On products of ternary quadratic forms $\prod_{i=1}^3 (ax_i^2+by_i^2+cz_i^2) = ax_0^2+by_0^2+cz_0^2$

The equation,

$$ (ax_1^2+by_1^2)(ax_2^2+by_2^2) = ax_0^2+by_0^2\tag1$$

has the well-known solution when $a=b=1$,

$$ (x_1^2+y_1^2)(x_2^2+y_2^2) = (x_1 y_2 + x_2 y_1)^2 + (x_1 x_2 - y_1 y_2)^2$$

Hence the product of the sum of two squares is itself the sum of two squares.

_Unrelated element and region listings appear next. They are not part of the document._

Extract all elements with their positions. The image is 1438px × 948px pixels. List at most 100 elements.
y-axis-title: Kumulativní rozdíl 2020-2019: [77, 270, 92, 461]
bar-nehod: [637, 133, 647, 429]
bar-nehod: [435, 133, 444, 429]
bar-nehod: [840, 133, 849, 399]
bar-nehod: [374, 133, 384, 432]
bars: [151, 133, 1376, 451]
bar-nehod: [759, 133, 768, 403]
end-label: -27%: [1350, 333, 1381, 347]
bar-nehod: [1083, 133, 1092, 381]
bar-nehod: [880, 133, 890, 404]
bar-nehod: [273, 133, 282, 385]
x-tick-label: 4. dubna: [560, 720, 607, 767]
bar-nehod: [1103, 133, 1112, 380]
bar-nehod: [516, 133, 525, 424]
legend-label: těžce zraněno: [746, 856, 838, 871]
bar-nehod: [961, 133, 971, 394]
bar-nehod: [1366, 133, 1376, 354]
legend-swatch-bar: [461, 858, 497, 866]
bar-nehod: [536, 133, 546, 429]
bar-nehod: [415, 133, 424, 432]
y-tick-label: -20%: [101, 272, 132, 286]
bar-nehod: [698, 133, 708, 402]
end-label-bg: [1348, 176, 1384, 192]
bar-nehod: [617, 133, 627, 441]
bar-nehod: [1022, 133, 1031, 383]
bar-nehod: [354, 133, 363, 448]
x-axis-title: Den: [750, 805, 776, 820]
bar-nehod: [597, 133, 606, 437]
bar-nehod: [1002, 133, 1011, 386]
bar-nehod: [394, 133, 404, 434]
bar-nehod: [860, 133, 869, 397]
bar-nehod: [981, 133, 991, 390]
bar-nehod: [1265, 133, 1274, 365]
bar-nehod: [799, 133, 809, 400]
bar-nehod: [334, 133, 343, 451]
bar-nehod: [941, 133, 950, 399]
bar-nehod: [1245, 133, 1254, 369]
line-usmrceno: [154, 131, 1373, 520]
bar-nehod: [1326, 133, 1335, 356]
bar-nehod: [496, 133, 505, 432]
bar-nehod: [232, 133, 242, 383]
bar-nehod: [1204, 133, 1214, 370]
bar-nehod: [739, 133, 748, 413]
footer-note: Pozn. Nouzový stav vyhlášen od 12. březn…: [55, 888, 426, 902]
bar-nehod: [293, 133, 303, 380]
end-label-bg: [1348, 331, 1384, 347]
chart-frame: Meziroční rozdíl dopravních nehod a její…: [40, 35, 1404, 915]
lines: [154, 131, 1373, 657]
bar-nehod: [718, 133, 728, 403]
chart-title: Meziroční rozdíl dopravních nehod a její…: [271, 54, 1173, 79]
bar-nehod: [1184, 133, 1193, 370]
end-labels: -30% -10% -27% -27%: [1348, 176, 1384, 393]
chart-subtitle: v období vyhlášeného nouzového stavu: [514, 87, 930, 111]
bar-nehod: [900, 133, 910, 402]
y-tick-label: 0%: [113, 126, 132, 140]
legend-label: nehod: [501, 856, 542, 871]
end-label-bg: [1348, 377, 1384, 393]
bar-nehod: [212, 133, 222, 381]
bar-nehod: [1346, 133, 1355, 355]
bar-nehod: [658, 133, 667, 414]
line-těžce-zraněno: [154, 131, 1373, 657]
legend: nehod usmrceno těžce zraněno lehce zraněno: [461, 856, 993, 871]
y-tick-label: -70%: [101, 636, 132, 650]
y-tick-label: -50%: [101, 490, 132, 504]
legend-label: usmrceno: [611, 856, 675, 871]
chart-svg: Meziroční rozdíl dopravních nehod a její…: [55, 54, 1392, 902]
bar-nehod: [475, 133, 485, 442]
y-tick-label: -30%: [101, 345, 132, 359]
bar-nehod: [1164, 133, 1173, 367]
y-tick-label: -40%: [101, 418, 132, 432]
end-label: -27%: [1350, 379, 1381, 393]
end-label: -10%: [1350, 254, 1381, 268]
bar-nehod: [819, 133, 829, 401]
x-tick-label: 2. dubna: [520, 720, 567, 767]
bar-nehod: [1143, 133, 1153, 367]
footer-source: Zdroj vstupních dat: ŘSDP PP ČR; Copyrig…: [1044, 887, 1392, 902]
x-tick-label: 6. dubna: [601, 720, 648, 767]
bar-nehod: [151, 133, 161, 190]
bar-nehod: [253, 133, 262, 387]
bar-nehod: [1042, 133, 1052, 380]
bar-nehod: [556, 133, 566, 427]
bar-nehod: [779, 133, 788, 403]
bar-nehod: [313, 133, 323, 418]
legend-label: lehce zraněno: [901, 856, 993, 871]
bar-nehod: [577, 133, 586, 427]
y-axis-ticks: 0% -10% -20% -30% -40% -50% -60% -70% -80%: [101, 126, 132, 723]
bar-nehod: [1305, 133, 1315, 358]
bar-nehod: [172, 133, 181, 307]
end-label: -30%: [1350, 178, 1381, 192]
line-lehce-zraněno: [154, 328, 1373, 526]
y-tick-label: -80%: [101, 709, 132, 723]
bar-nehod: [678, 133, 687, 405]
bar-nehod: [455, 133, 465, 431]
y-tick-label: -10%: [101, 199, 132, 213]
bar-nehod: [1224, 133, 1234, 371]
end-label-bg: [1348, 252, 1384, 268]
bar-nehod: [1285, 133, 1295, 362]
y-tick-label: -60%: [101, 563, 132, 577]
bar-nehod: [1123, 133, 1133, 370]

If we use one more factor, then it has an identity for general $a,b$, namely,

$$ (ax_1^2+by_1^2)(ax_2^2+by_2^2)(ax_3^2+by_3^2) = ax_0^2+by_0^2\tag2$$

where,

$$x_0 =a \color{blue}{x_1 x_2 x_3} + b \big(-\color{blue}{x_1} y_2 y_3 + \color{blue}{x_2} y_1 y_3 + \color{blue}{x_3} y_1 y_2 \big)$$

$$y_0 =a \big(-x_2 x_3 \color{brown}{y_1} + x_1 x_3 \color{brown}{y_2} + x_1 x_2 \color{brown}{y_3}\big) + b \color{brown}{y_1 y_2 y_3}$$

High-lighted this way, one can immediately see the pattern.

Q: Is there a similar identity for ternary quadratic forms,

$$ (ax_1^2+by_1^2+cz_1^2)(ax_2^2+by_2^2+cz_2^2)(ax_3^2+by_3^2+cz_3^2) = ax_0^2+by_0^2+cz_0^2\tag3$$

such that $x_0, y_0, z_0$ are integer functions in terms of the other $x_i, y_i, z_i$ just like for $(2)$?

Solution 1:

No, there cannot be a completely general identity. There cannot even be such an identity for $(a,b,c)=(1,1,1)$, since $$ (1+0+0)(1+1+1)(0+1+4) = 15 $$ and by Legendre's three-square theorem $15$ cannot be written as the sum of three squares.

Since we can add factors of $(1+0+0)$ without changing the product, it is clear that additional factors cannot resolve the problem in this case.